On that score, I do wonder if this doesn't just completely invalidate some of the things we've been told about the Time War and how and why everything ended up the way it did, and not in the fun way this show is usually able to forget or alter continuity without consequence. Wasn't The End Of Time all about how the Doctor had no choice but to do what he did? The Day Of The Doctor posits that his decision to end the Time War was a mistake caused by lack of vision, but we saw how insane the Time Lords became by this point, which is what prompted this whole thing in the first place, and that problem isn't solved by shunting the planet into another dimension, which is kind of what I thought he did originally anyway. Wasn't the whole Time War time locked, which is what allowed Rassilon to come back in The End Of Time at all? When the Doctor finds them now, wherever they are, aren't they just going to want to blow up the universe again? Maybe I just didn't get it the first time, but I went back and re-watched The End Of Time right after just to make sure, and it only makes this more confusing.

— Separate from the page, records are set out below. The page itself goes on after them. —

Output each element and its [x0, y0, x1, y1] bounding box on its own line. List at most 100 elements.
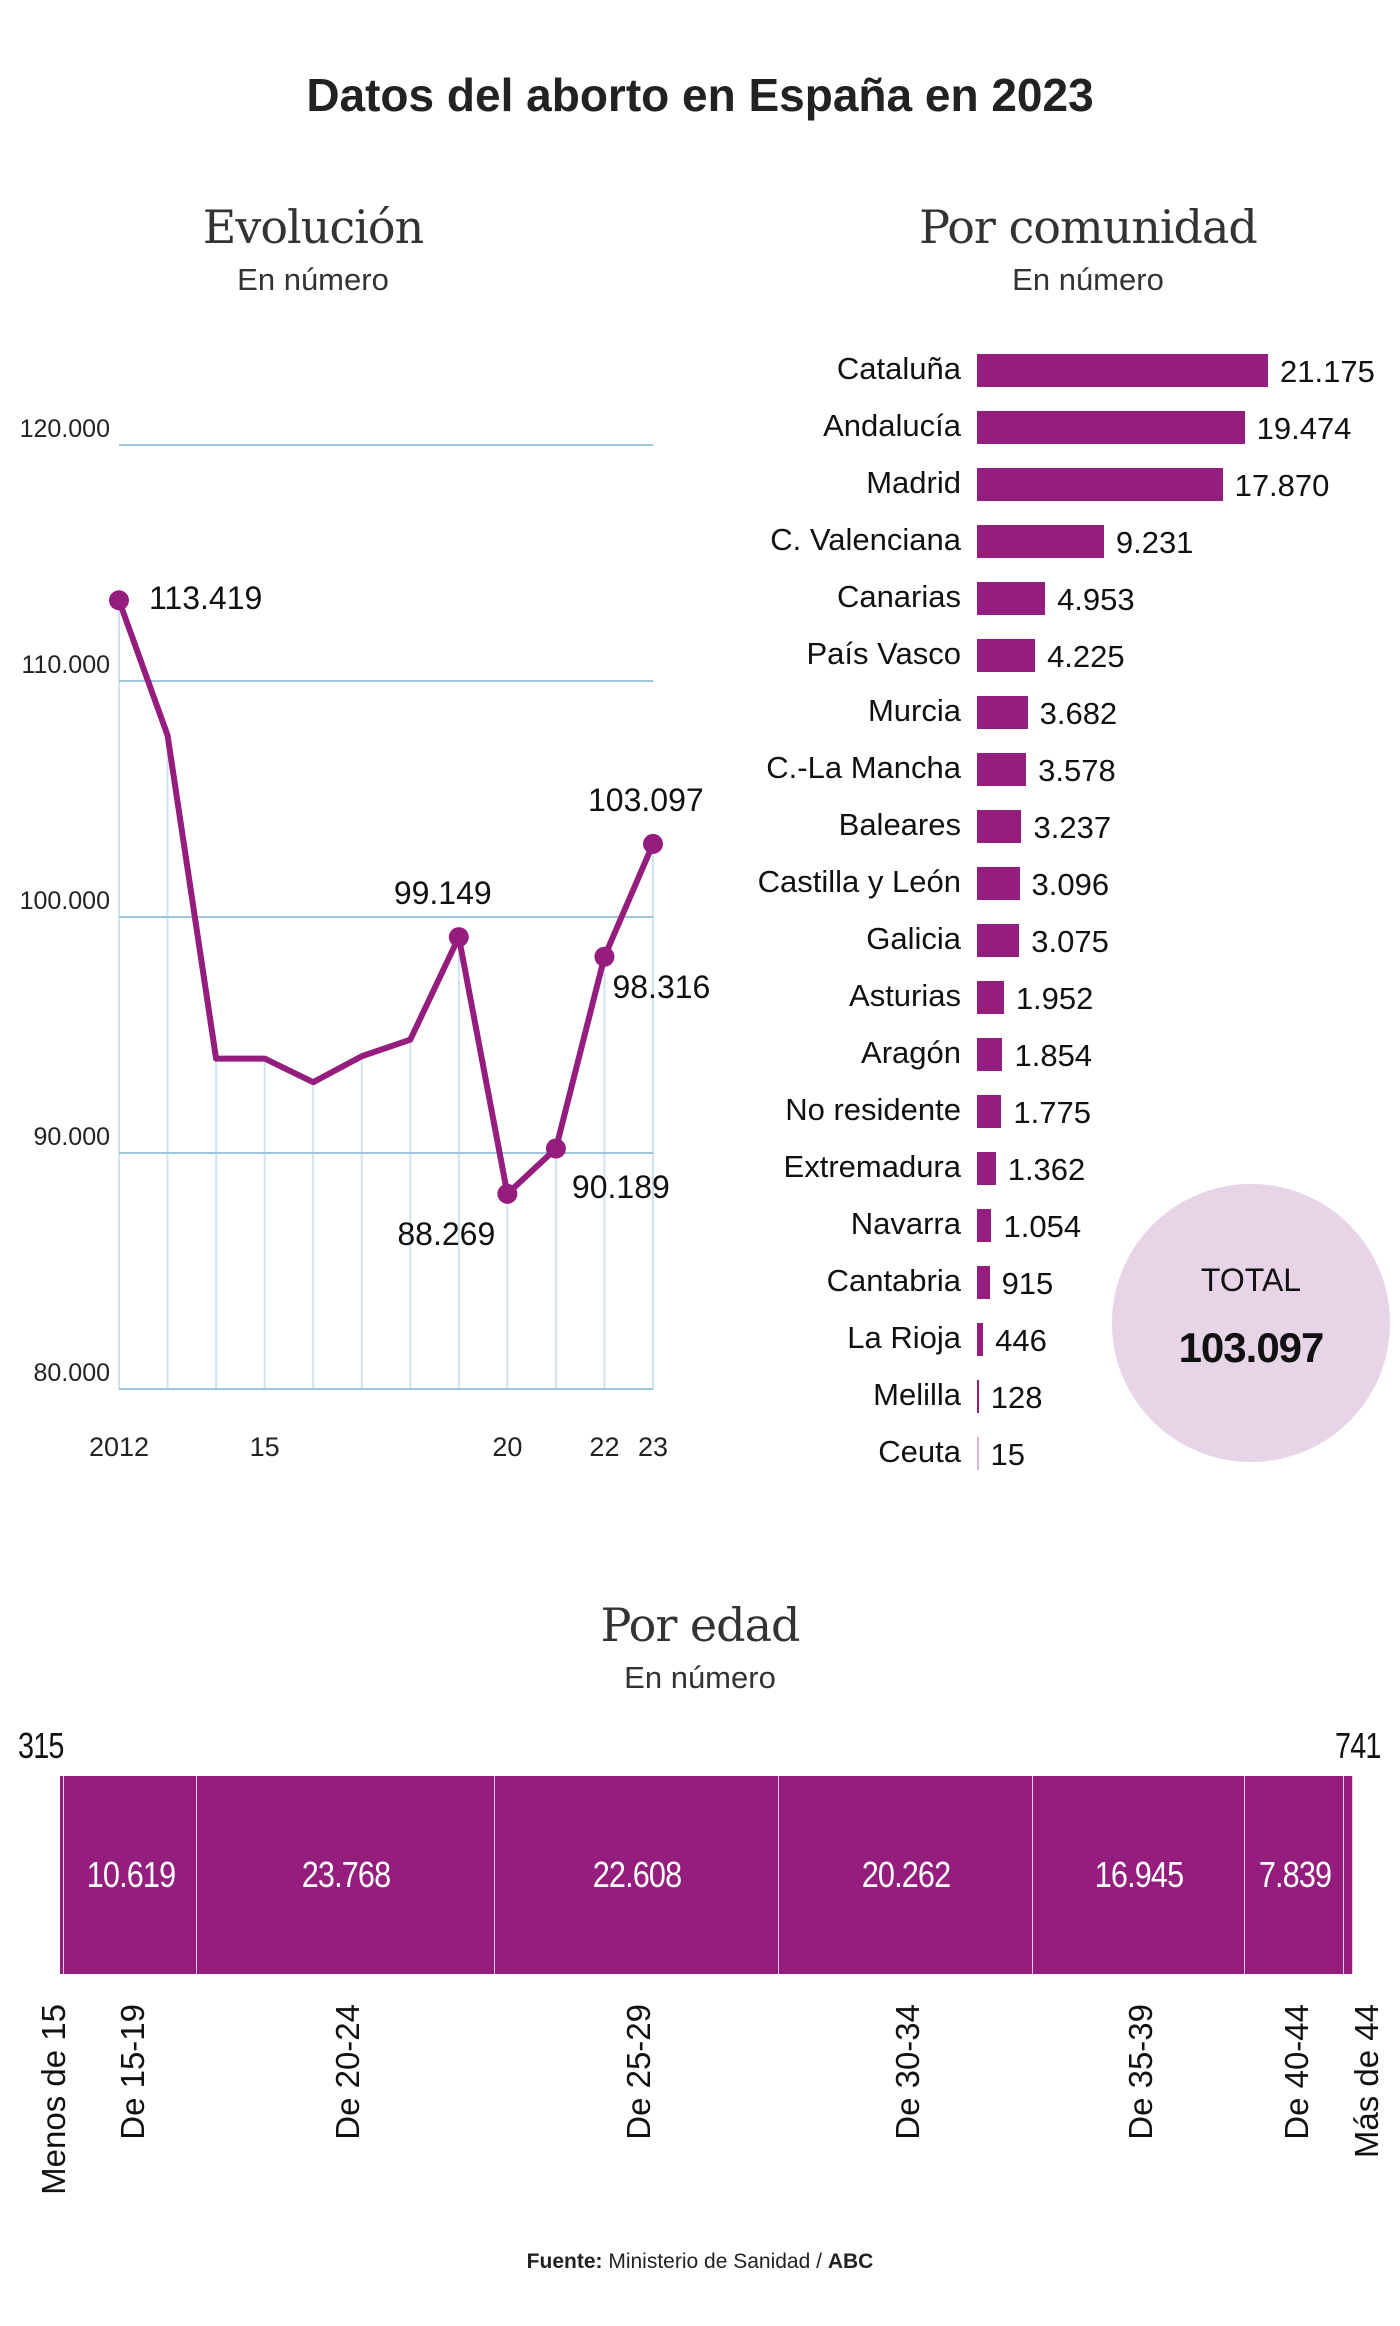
bar-category-label: Aragón	[861, 1035, 961, 1070]
data-label: 88.269	[397, 1215, 496, 1252]
bar-category-label: Extremadura	[783, 1149, 961, 1184]
page-title: Datos del aborto en España en 2023	[306, 69, 1094, 121]
x-tick-label: 15	[249, 1432, 280, 1462]
data-label: 90.189	[571, 1168, 670, 1205]
age-segment-value: 10.619	[86, 1854, 175, 1895]
data-label: 98.316	[612, 968, 711, 1005]
data-label: 99.149	[393, 875, 492, 912]
bar-category-label: Cantabria	[826, 1263, 961, 1298]
bar	[977, 1209, 992, 1242]
age-category-label: De 30-34	[888, 2004, 926, 2140]
data-point	[109, 590, 129, 611]
age-segment-value: 16.945	[1094, 1854, 1184, 1895]
age-segment-value: 7.839	[1258, 1854, 1331, 1895]
y-tick-label: 100.000	[19, 887, 110, 915]
bar-value-label: 3.075	[1031, 924, 1109, 959]
age-segment	[495, 1776, 779, 1974]
bar-value-label: 17.870	[1234, 468, 1330, 503]
bar-value-label: 4.225	[1047, 639, 1125, 674]
x-tick-label: 20	[492, 1432, 523, 1462]
bar-category-label: Murcia	[867, 693, 961, 728]
bar	[977, 810, 1022, 843]
line-chart	[109, 444, 663, 1390]
x-tick-label: 2012	[88, 1432, 150, 1462]
age-segment	[60, 1776, 64, 1974]
bar	[977, 1437, 979, 1470]
total-value: 103.097	[1178, 1324, 1325, 1371]
y-tick-label: 110.000	[21, 651, 110, 679]
bar	[977, 1323, 984, 1356]
total-label: TOTAL	[1200, 1262, 1302, 1298]
age-segment-value: 22.608	[592, 1854, 682, 1895]
bar	[977, 1266, 990, 1299]
bar	[977, 468, 1223, 501]
bar	[977, 1038, 1003, 1071]
bar	[977, 753, 1027, 786]
line-chart-subtitle: En número	[237, 262, 389, 297]
age-category-label: Más de 44	[1348, 2004, 1385, 2159]
age-segment	[1245, 1776, 1344, 1974]
bar-chart-subtitle: En número	[1012, 262, 1164, 297]
bar-value-label: 15	[990, 1437, 1025, 1472]
bar-category-label: Madrid	[866, 465, 961, 500]
bar-value-label: 21.175	[1280, 354, 1375, 389]
bar-value-label: 1.952	[1015, 981, 1094, 1016]
age-category-label: De 15-19	[113, 2004, 151, 2140]
age-chart-subtitle: En número	[624, 1660, 776, 1695]
age-category-label: De 20-24	[329, 2004, 367, 2140]
bar-category-label: C. Valenciana	[770, 522, 961, 557]
bar-category-label: Andalucía	[823, 408, 961, 443]
data-point	[594, 946, 615, 967]
source-note: Fuente: Ministerio de Sanidad / ABC	[0, 2250, 1400, 2274]
bar-category-label: Ceuta	[878, 1434, 961, 1469]
y-tick-label: 90.000	[33, 1123, 110, 1151]
age-segment	[778, 1776, 1033, 1974]
bar	[977, 582, 1046, 615]
line-chart-title: Evolución	[202, 200, 424, 254]
bar	[977, 1095, 1002, 1128]
bar-value-label: 446	[995, 1323, 1047, 1358]
bar-value-label: 1.362	[1007, 1152, 1086, 1187]
source-text: Ministerio de Sanidad /	[608, 2250, 822, 2273]
age-segment-value: 23.768	[301, 1854, 391, 1895]
age-segment	[1343, 1776, 1353, 1974]
bar-chart-title: Por comunidad	[919, 200, 1258, 254]
bar	[977, 924, 1020, 957]
bar-category-label: La Rioja	[847, 1320, 961, 1355]
bar	[977, 525, 1104, 558]
bar-value-label: 128	[990, 1380, 1043, 1415]
y-tick-label: 120.000	[19, 415, 110, 443]
bar-value-label: 3.682	[1039, 696, 1118, 731]
bar-value-label: 9.231	[1115, 525, 1194, 560]
age-segment	[197, 1776, 496, 1974]
bar-category-label: Cataluña	[836, 351, 961, 386]
bar-value-label: 3.096	[1031, 867, 1110, 902]
bar-category-label: No residente	[785, 1092, 961, 1127]
age-segment	[1032, 1776, 1246, 1974]
data-point	[448, 927, 469, 948]
bar	[977, 981, 1004, 1014]
data-point	[497, 1183, 518, 1204]
bar-category-label: Baleares	[838, 807, 961, 842]
source-label: Fuente:	[526, 2250, 603, 2273]
bar	[977, 696, 1028, 729]
data-point	[545, 1138, 566, 1159]
age-chart-title: Por edad	[600, 1598, 801, 1652]
x-tick-label: 23	[637, 1432, 669, 1462]
bar-value-label: 3.578	[1038, 753, 1116, 788]
bar	[977, 1380, 979, 1413]
bar-category-label: C.-La Mancha	[766, 750, 961, 785]
data-point	[643, 833, 663, 854]
series-line	[116, 599, 656, 1197]
age-end-value-left: 315	[18, 1725, 64, 1766]
age-segment-value: 20.262	[861, 1854, 951, 1895]
bar-value-label: 19.474	[1256, 411, 1352, 446]
age-end-value-right: 741	[1335, 1725, 1381, 1766]
bar-value-label: 1.054	[1003, 1209, 1082, 1244]
age-category-label: De 35-39	[1122, 2004, 1160, 2140]
bar-category-label: País Vasco	[806, 636, 961, 671]
bar-value-label: 1.775	[1013, 1095, 1091, 1130]
total-circle	[1112, 1184, 1390, 1462]
bar-value-label: 4.953	[1057, 582, 1135, 617]
bar	[977, 1152, 996, 1185]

I suppose I can't complain too much about being left befuddled by the end result of so many timey wimey shenanigans, and in the end, the unabashed fun of the episode more than makes up for any incidental problems. This is a Doctor Who special in the grand tradition of the Three Doctors, The Five Doctors, and The Two Doctors, and might as well have been called The Thirteen Doctors, more about watching people we love and in some cases miss playing around in the sandbox they've all helped build over the years. The Tennant fanboy in me wants to rant about just how much his presence clearly and obviously outshines his successor, but in the interest of comity and goodwill I'll recognize both the old and new cast for all bringing something to the table, even if Bad Wolf Rose felt a bit wedged in. Everybody just seems to be having such a good time that it becomes infectious, and if the last minute surprise cameo didn't make your heart grow three sizes like the freaking Grinch than I don't know what will.
What a luxury it is to live in the age of Nerd, where I even have the ability to struggle with the retconning of a Time Lord senate vote that led to the implication that a woman who might be The Doctor's mother might have also been the first Weeping Angel, thus possibly robbing me of yet another interesting story. The end of The Day Of The Doctor leaves the series with what may be a new sort of mission, assuming the writers are as interested in picking it up as they seem to be, and I can't help but question the efficacy of doing something like this so soon before the current Doctor is scheduled to exit the role. I also can't help but question the gall to even call this a 50th Anniversary as if to ignore the decades between cancellation and renewal, though in retrospect dodging the bullet of the Cartmel Master Plan was probably worth waiting a few years for new Who, and almost ten years later, I can't argue with the results. The Day Of The Doctor was everything I expected it to be and more, just as frustrating and just as wonderful, and I for one can't wait for the next 50 years.